It has become a frustrating annual tradition for the parents of the man who survived a mysterious 2016 bombing in Central Park.
Each 4th of July weekend, Kevin and Carol Golden pleaded with the public for guidance on the violent explosion that afflicted their son’s leg five years ago.
“The audience moved, in so many ways,” Kevin Golden said. “We didn’t move. We still remember her. And we’re not done with this.”
Connor Golden, who survived the bombing, is now a musician and businessman. He is fully recovered and is walking on his prosthesis well so that he can balance on the slack line, the kind of tightrope he was planning to walk on the day he lost his limb.
“I’m totally back to who I was,” Connor told I-Team last month. “I stepped on a bomb and it was bad faith or violence somehow.”
Although Connor has come forward, preferring not to focus on the unsolved mystery of who planted the bomb, his parents admit that they are still deeply wounded and in need of closure.
Four years ago, an explosive device went off at one of New York City’s biggest tourist attractions. No one has claimed responsibility for the blast, which injured a university student in a large part of his leg. Chris Glorioso reports.
The substance that exploded in the park was known as TAT-P, a compound used by terrorists in several European bombings.

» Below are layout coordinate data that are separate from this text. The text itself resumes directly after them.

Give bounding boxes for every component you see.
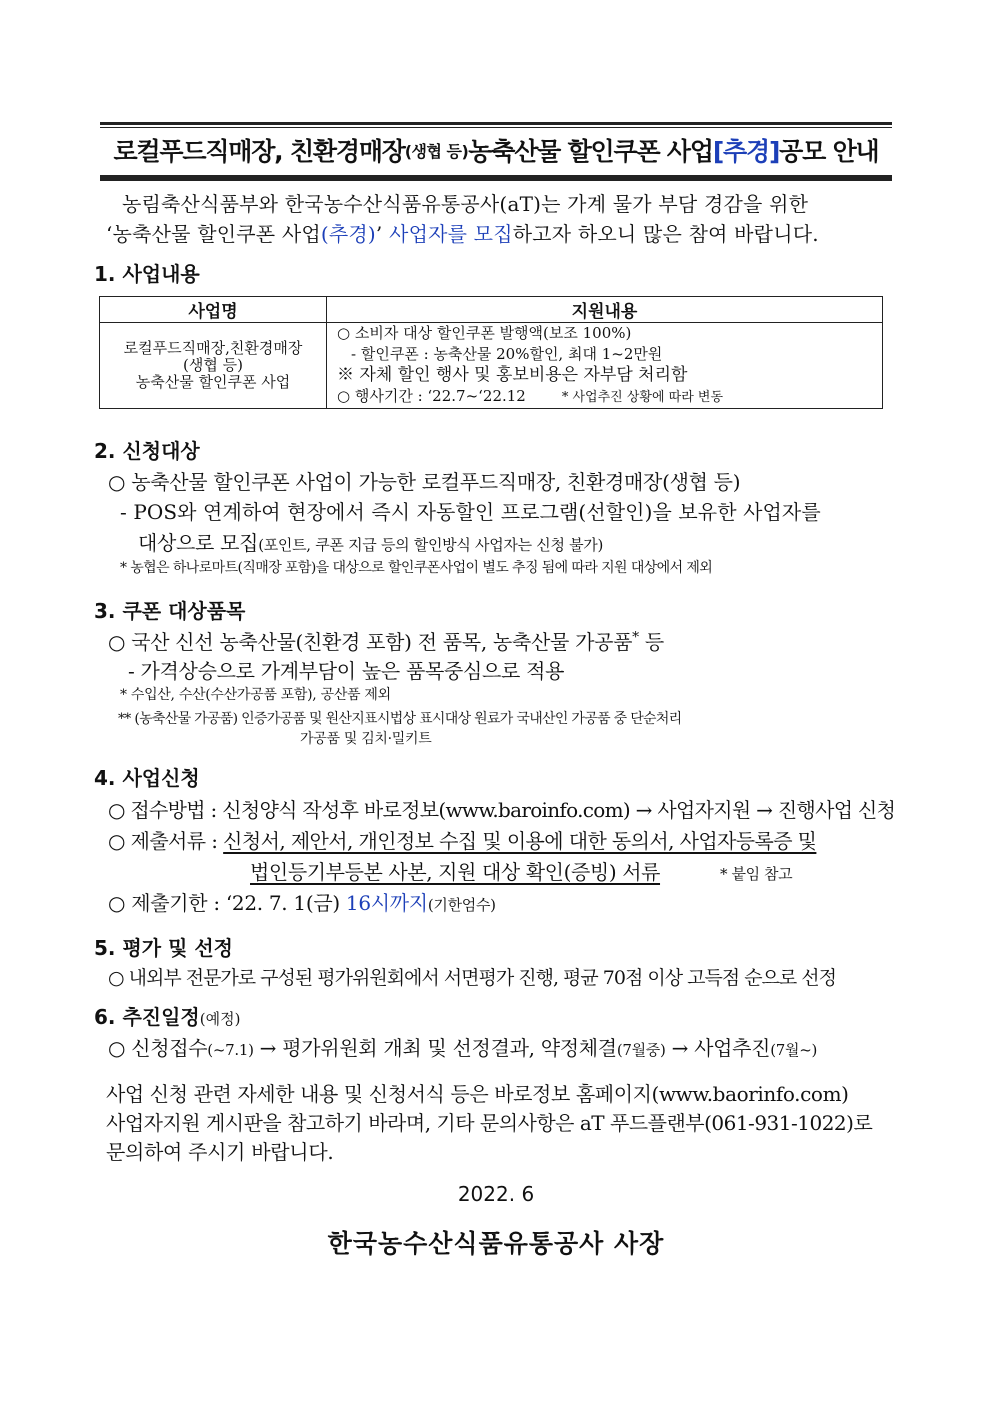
table-header-support: 지원내용 — [327, 297, 883, 323]
section-5-heading: 5. 평가 및 선정 — [94, 936, 234, 960]
schedule-step-1-date: (~7.1) — [207, 1041, 254, 1059]
table-header-row — [100, 297, 883, 323]
intro-program-name: ‘농축산물 할인쿠폰 사업 — [106, 222, 321, 246]
section-6-title: 6. 추진일정 — [94, 1005, 200, 1029]
section-3-line-2: - 가격상승으로 가계부담이 높은 품목중심으로 적용 — [128, 659, 565, 683]
intro-request: 하고자 하오니 많은 참여 바랍니다. — [512, 222, 819, 246]
intro-line-2 — [106, 218, 819, 247]
section-4-heading: 4. 사업신청 — [94, 766, 200, 790]
intro-recruit: 사업자를 모집 — [389, 222, 513, 246]
section-3-note-1: * 수입산, 수산(수산가공품 포함), 공산품 제외 — [120, 687, 391, 703]
intro-supplementary: (추경) — [320, 222, 376, 246]
section-4-documents-list: 신청서, 제안서, 개인정보 수집 및 이용에 대한 동의서, 사업자등록증 및 — [223, 829, 817, 853]
section-6-line-1 — [108, 1032, 817, 1061]
table-cell-support — [327, 323, 883, 409]
support-item-3: ※ 자체 할인 행사 및 홍보비용은 자부담 처리함 — [337, 365, 688, 385]
section-4-line-2 — [108, 825, 816, 854]
schedule-step-3-date: (7월~) — [770, 1041, 818, 1059]
title-text-suffix: 공모 안내 — [779, 137, 879, 166]
section-2-line-2: - POS와 연계하여 현장에서 즉시 자동할인 프로그램(선할인)을 보유한 사업자를 — [120, 500, 821, 524]
section-4-line-4 — [108, 887, 496, 916]
section-4-deadline-note: (기한엄수) — [427, 896, 496, 914]
section-3-footnote-mark: * — [632, 629, 639, 646]
document-signer: 한국농수산식품유통공사 사장 — [327, 1229, 665, 1258]
schedule-step-2-date: (7월중) — [616, 1041, 666, 1059]
section-2-note: * 농협은 하나로마트(직매장 포함)을 대상으로 할인쿠폰사업이 별도 추징 됨에 따라 지원 대상에서 제외 — [120, 560, 713, 576]
support-item-4 — [337, 386, 882, 408]
closing-line-1: 사업 신청 관련 자세한 내용 및 신청서식 등은 바로정보 홈페이지(www.baorinfo.com) — [106, 1082, 849, 1106]
section-4-attachment-note: * 붙임 참고 — [720, 865, 793, 883]
section-2-recruit: 대상으로 모집 — [138, 531, 259, 555]
program-table — [99, 296, 883, 409]
section-2-line-3 — [138, 527, 603, 556]
section-1-heading: 1. 사업내용 — [94, 262, 200, 286]
section-4-line-3 — [250, 856, 792, 885]
event-period-note: * 사업추진 상황에 따라 변동 — [561, 390, 724, 405]
program-name-line-3: 농축산물 할인쿠폰 사업 — [135, 373, 291, 391]
section-3-etc: 등 — [638, 630, 664, 654]
table-cell-program-name — [100, 323, 327, 409]
program-name-line-2: (생협 등) — [183, 356, 243, 374]
section-5-line-1: ○ 내외부 전문가로 구성된 평가위원회에서 서면평가 진행, 평균 70점 이상 고득점 순으로 선정 — [108, 967, 837, 989]
table-header-name: 사업명 — [100, 297, 327, 323]
section-4-documents-label: ○ 제출서류 : — [108, 829, 224, 853]
title-text-supplementary: [추경] — [712, 137, 780, 166]
section-3-line-1 — [108, 626, 664, 655]
event-period: ○ 행사기간 : ‘22.7~‘22.12 — [337, 387, 526, 405]
title-text-note: (생협 등) — [404, 141, 469, 161]
schedule-step-1: ○ 신청접수 — [108, 1036, 208, 1060]
section-6-note: (예정) — [199, 1010, 241, 1028]
section-3-note-2: ** (농축산물 가공품) 인증가공품 및 원산지표시법상 표시대상 원료가 국내산인 가공품 중 단순처리 — [118, 711, 682, 727]
section-2-line-1: ○ 농축산물 할인쿠폰 사업이 가능한 로컬푸드직매장, 친환경매장(생협 등) — [108, 470, 741, 494]
schedule-step-2: → 평가위원회 개최 및 선정결과, 약정체결 — [253, 1036, 617, 1060]
section-3-items: ○ 국산 신선 농축산물(친환경 포함) 전 품목, 농축산물 가공품 — [108, 630, 633, 654]
title-text-main: 로컬푸드직매장, 친환경매장 — [113, 137, 405, 166]
support-item-1: ○ 소비자 대상 할인쿠폰 발행액(보조 100%) — [337, 324, 632, 342]
closing-line-3: 문의하여 주시기 바랍니다. — [106, 1140, 334, 1164]
section-3-heading: 3. 쿠폰 대상품목 — [94, 599, 246, 623]
title-text-program: 농축산물 할인쿠폰 사업 — [468, 137, 713, 166]
section-3-note-3: 가공품 및 김치·밀키트 — [300, 731, 432, 747]
section-4-deadline-time: 16시까지 — [345, 891, 428, 915]
section-6-heading — [94, 1001, 240, 1030]
section-4-line-1: ○ 접수방법 : 신청양식 작성후 바로정보(www.baroinfo.com) → 사업자지원 → 진행사업 신청 — [108, 798, 896, 822]
document-date: 2022. 6 — [457, 1182, 535, 1206]
table-row — [100, 323, 883, 409]
schedule-step-3: → 사업추진 — [665, 1036, 771, 1060]
intro-quote-close: ’ — [375, 222, 390, 246]
section-4-documents-list-2: 법인등기부등본 사본, 지원 대상 확인(증빙) 서류 — [250, 860, 661, 884]
program-name-line-1: 로컬푸드직매장,친환경매장 — [123, 339, 303, 357]
section-4-deadline: ○ 제출기한 : ‘22. 7. 1(금) — [108, 891, 346, 915]
document-title — [100, 122, 892, 181]
section-2-heading: 2. 신청대상 — [94, 439, 200, 463]
closing-line-2: 사업자지원 게시판을 참고하기 바라며, 기타 문의사항은 aT 푸드플랜부(061-931-1022)로 — [106, 1111, 873, 1135]
section-2-exclusion: (포인트, 쿠폰 지급 등의 할인방식 사업자는 신청 불가) — [258, 536, 604, 554]
intro-line-1: 농림축산식품부와 한국농수산식품유통공사(aT)는 가계 물가 부담 경감을 위한 — [122, 192, 809, 216]
support-item-2: - 할인쿠폰 : 농축산물 20%할인, 최대 1~2만원 — [351, 345, 663, 363]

Kevin Golden said, “The whole time I felt like this came from a very sinister place. Your average criminal doesn’t deal with TAT-P.”
So far, the best evidence in this case remains a yellow bakery bag in which the explosive powder was hidden. Police said they inquired of the current and former owners of La Unica Bakery in Union City, but neither of them were able to determine who had access to the bags – which were out of production at the time of the bombing.
While authorities still don’t know who or where the bomb that blew up a college student’s leg came from, a bag from a New Jersey bakery may be the best clue police have. I-Team’s Chris Glorioso reports.
The NYPD found no evidence that the bombing was linked to terrorism, but investigators say they are not ruling out anything.
There is a $40,000 reward for information leading to an arrest in the case. If you have any information about who may have planted those explosives five years ago or if you were in the Central Park Zoo area on the day of the bombing, the NYPD wants to hear from you. The number is 1-800-577-TIPS.
Kevin Golden said, “This was a very unique situation. Someone knows this. We need their help.”